The work of our group addresses clinical research questions in the areas of Alzheimer disease (AD) and late life depression (LLD) with the aim of improving early diagnosis, treatment, and prevention of both conditions.
The focus of our research group is the conceptual and empirical delineation of the earliest manifestation of Alzheimer Disease (AD) making use of clinical, neuropsychological, brain imaging and biomarker technologies. We also study the link of AD with late life depression (LLD). For both, early AD and LLD we aim at developing early treatment and approaches of prevention.
The integration of several disciplines and technologies in patient-related research opens new avenues to understand, successfully treat and prevent complex brain disease at a greater age with major impact on individuals and society.
The aim of the group is to refine concepts of prevention of Alzheimer’s disease based on the definition of at-risk population for lifestyle-based intervention as well as for early molecular treatment, which will eventually allow personalized disease interception very early during AD and prevention of dementia. In the field of LLD, the aims of the group are to improve treatment options in this insufficiently recognized condition, to establish the pathophysiological link with neurodegeneration, and eventually to effectively foster healthy brain and mental aging.
The group of Frank Jessen is pioneering conceptual work on the earliest symptomatic manifestation of Alzheimer’s disease. In several studies and together with an international consensus group, the concept of subjective cognitive decline (SCD) as the first sign of Alzheimer’s disease has been introduced to the field by Frank Jessen and has been integrated in the National Institute of Aging-Alzheimer’s Association (NIA-AA) research criteria of Alzheimer’s disease. This concept has stimulated numerous grants and research activities worldwide and will guide early intervention trials designs in the future. In addition, the group is bridging the gap of neurodegeneration with late life depression (LLD) and was able to create a large psychotherapy clinical trial network on LLD in Germany, which also serves as a platform also for biomarker and neuroimaging studies.

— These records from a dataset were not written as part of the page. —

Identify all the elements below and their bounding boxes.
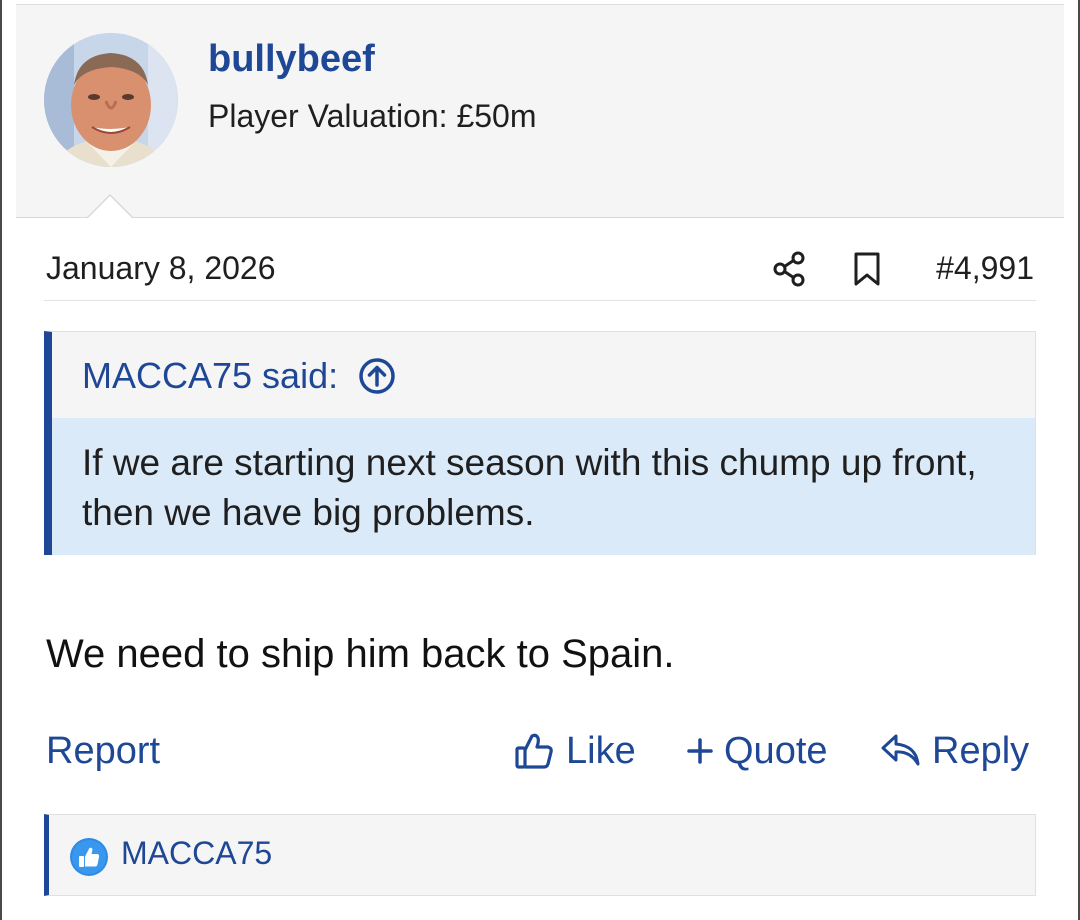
post-body-text: We need to ship him back to Spain. [46,632,675,676]
report-link[interactable]: Report [46,728,160,774]
reply-label[interactable]: Reply [932,730,1029,773]
quote-button[interactable]: Quote [686,728,828,774]
post-container: bullybeef Player Valuation: £50m January… [0,0,1080,920]
reply-button[interactable]: Reply [880,728,1029,774]
like-button[interactable]: Like [514,728,636,774]
quote-attribution[interactable]: MACCA75 said: [82,352,396,400]
report-label[interactable]: Report [46,730,160,773]
meta-divider [44,300,1036,301]
share-icon[interactable] [772,250,808,288]
author-username[interactable]: bullybeef [208,38,375,81]
post-number[interactable]: #4,991 [936,250,1034,287]
quote-block: MACCA75 said: If we are starting next se… [44,331,1036,555]
post-date[interactable]: January 8, 2026 [46,250,276,287]
quote-text: If we are starting next season with this… [52,418,1035,555]
plus-icon [687,738,713,764]
author-user-title: Player Valuation: £50m [208,98,537,134]
reply-arrow-icon [881,734,920,766]
avatar-photo [44,33,178,167]
go-to-original-icon[interactable] [358,357,396,395]
bookmark-icon[interactable] [852,250,882,288]
quote-label[interactable]: Quote [724,730,828,773]
frame-edge-left [0,0,2,920]
like-label[interactable]: Like [566,730,636,773]
like-reaction-icon [70,838,108,876]
reactions-bar[interactable]: MACCA75 [44,814,1036,896]
quote-attribution-text[interactable]: MACCA75 said: [82,355,338,397]
avatar[interactable] [44,33,178,167]
header-pointer-fill [88,196,132,218]
thumbs-up-icon [515,733,553,769]
reaction-users[interactable]: MACCA75 [121,835,272,872]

The backbones of our work are:
Based on these structures, we work in local and multisite projects on the development of early disease markers and disease course prediction in AD (DELCODE study, DZNE), individual AD risk profiling and the molecular and functional link between early AD and LLD. In LLD, we coordinated a national multicenter psychotherapy trial (CBTlate) and study motor control within the CRC 1451 together with the MPI for metabolism research. Our projects interact with the Section of Molecular Neuropsychiatry of the Department of Psychiatry at the University of Cologne and are embedded in several local, national, and international collaborations and networks. To gain more insight into molecular mechanisms of risk and protective factor for dementia and LLD, we established collaborations with CEACD basic science groups. Our overall aim is to create new approaches for early intervention and prevention of brain and mental disorders in late life with focus on AD and depression.